Thankfully, Roland Barthes (the ‘Death of the Author’ guy for anyone familiar with literary theory) came along to make semiotics fun, turning it into more of an art than a science. In his 1957 book, Mythologies, Barthes describes a “reconciliation between reality and men, between description and explanation, between object and knowledge” and goes on to analyse a series of pop-culture symbols, including Soap-Powders and Detergents, Plastic & 'The Brain of Einstein'. The fact that I prefer to use the term ‘Metaphor’ instead of ‘Myth’ is relatively irrelevant, and if Roland Barthes weren’t dead, he’d laugh and say that everything always comes down to Semantics anyway. Speaking of semantics, it was Ferdinand de Saussure who first to split the concept of the ‘sign(any kind of symbol) into the ‘signifier(the word or label for the given object) and the ‘signified(the nameless object itself). Saussure was primarily a linguist, talking primarily about the sounds of spoken words or the shapes of written ones. Barthes took the concept a second step, saying it was possible to divide any myth, metaphor or object into a ‘tertium quid’- a concept of three made out of twoThe Signifier & The Signified. The meaning and the mass. The Style and the Substance. One could categorise the whole world this way, and not only the objects in it. Consider the differences between Western and Eastern thought. The West is all mechanistic- what something does, how something works. The concept. Like the signifier. The East, on the other hand, is all about… well, I guess the point is that there isn’t a name for it. The aim of Zen enlightenment is to see the nameless nothingness in everything. Like the signified. Of course, being a purist for either side is a fallacy. Follow Western thought too closely and you’ll become a soulless robot. Spend a lifetime chasing Zen, and you’ll find enlightenment at the price of becoming a docile, lonely house plant. Ultimately then, the solution is to walk the fine line between the two extremes. The solution is to find the ‘meaningless meaning’ in objects. Their Art. Their Beauty. That essence in existents that inspires us to do nothing else but be inspired. In the immortal words of Oscar Wilde, “All art is quite useless”, and “The only beautiful things are the things that do not concern us”.
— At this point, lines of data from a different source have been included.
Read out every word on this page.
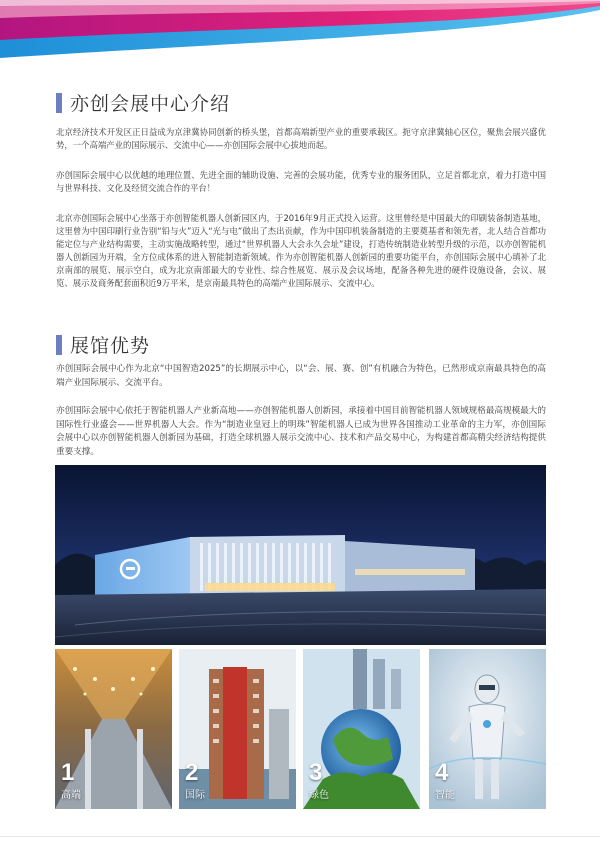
亦创会展中心介绍

北京经济技术开发区正日益成为京津冀协同创新的桥头堡，首都高端新型产业的重要承载区。扼守京津冀轴心区位，聚焦会展兴盛优势，一个高端产业的国际展示、交流中心——亦创国际会展中心拔地而起。

亦创国际会展中心以优越的地理位置、先进全面的辅助设施、完善的会展功能，优秀专业的服务团队，立足首都北京，着力打造中国与世界科技、文化及经贸交流合作的平台！

北京亦创国际会展中心坐落于亦创智能机器人创新园区内，于2016年9月正式投入运营。这里曾经是中国最大的印刷装备制造基地，这里曾为中国印刷行业告别“铅与火”迈入“光与电”做出了杰出贡献，作为中国印机装备制造的主要奠基者和领先者，北人结合首都功能定位与产业结构需要，主动实施战略转型，通过“世界机器人大会永久会址”建设，打造传统制造业转型升级的示范，以亦创智能机器人创新园为开端，全方位成体系的进入智能制造新领域。作为亦创智能机器人创新园的重要功能平台，亦创国际会展中心填补了北京南部的展览、展示空白，成为北京南部最大的专业性、综合性展览、展示及会议场地，配备各种先进的硬件设施设备，会议、展览、展示及商务配套面积近9万平米，是京南最具特色的高端产业国际展示、交流中心。

展馆优势

亦创国际会展中心作为北京“中国智造2025”的长期展示中心，以“会、展、赛、创”有机融合为特色，已然形成京南最具特色的高端产业国际展示、交流平台。

亦创国际会展中心依托于智能机器人产业新高地——亦创智能机器人创新园，承接着中国目前智能机器人领域规格最高规模最大的国际性行业盛会——世界机器人大会。作为“制造业皇冠上的明珠”智能机器人已成为世界各国推动工业革命的主力军，亦创国际会展中心以亦创智能机器人创新园为基础，打造全球机器人展示交流中心、技术和产品交易中心，为构建首都高精尖经济结构提供重要支撑。

1
高端
2
国际
3
绿色
4
智能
Myths and metaphors have always been more common - or at least more apparent - in Art than they have been in Life. But there are exceptions. Through repeated use, or simply in life’s more intense moments, an object of the world can cross the bridge to art… can become both substance and style… can be matter with a message. Consider a simple bed, an object that’s been in the lives of humans for millennia. From a Zen standpoint, it’s a mere a collection of atoms, or energy in a solid form. From a Western standpoint, the purpose is easy: a bed is meant to be slept on. But what a bed means is different to what it is meant for. Yes, we can use a bed for sleep, but we can also have sex in it, which is essentially the very opposite action. Most of us will have been conceived in a bed, and going full circle from the cradle to the grave, most of us will die in one. Such contradictions – paradoxes if the concepts coexist simultaneously – transcend the mechanics of a bed’s springs and down. Such thoughts, such connotations, are artistic ones. Some of our most human of moments have reached such paradoxical levels of artistic meaning that they have blended with their practical meaning. Consider the fact that we can only fly (and therefore feel most alive) when asleep in a dream, and look dead to the rest of the world. Or consider the joy that fills a parent when they hear their newborn cry in pain as it draws its first breaths. As much as semiotics can be applied to so many facets of our life, we must draw a line somewhere. The more metaphors we see in the world, the less meaningful each metaphor becomes. As Roland Barthes says, our myths “transform history into nature”, and just as time and history are human inventions, we must realise that we have invented our metaphors, not discovered them.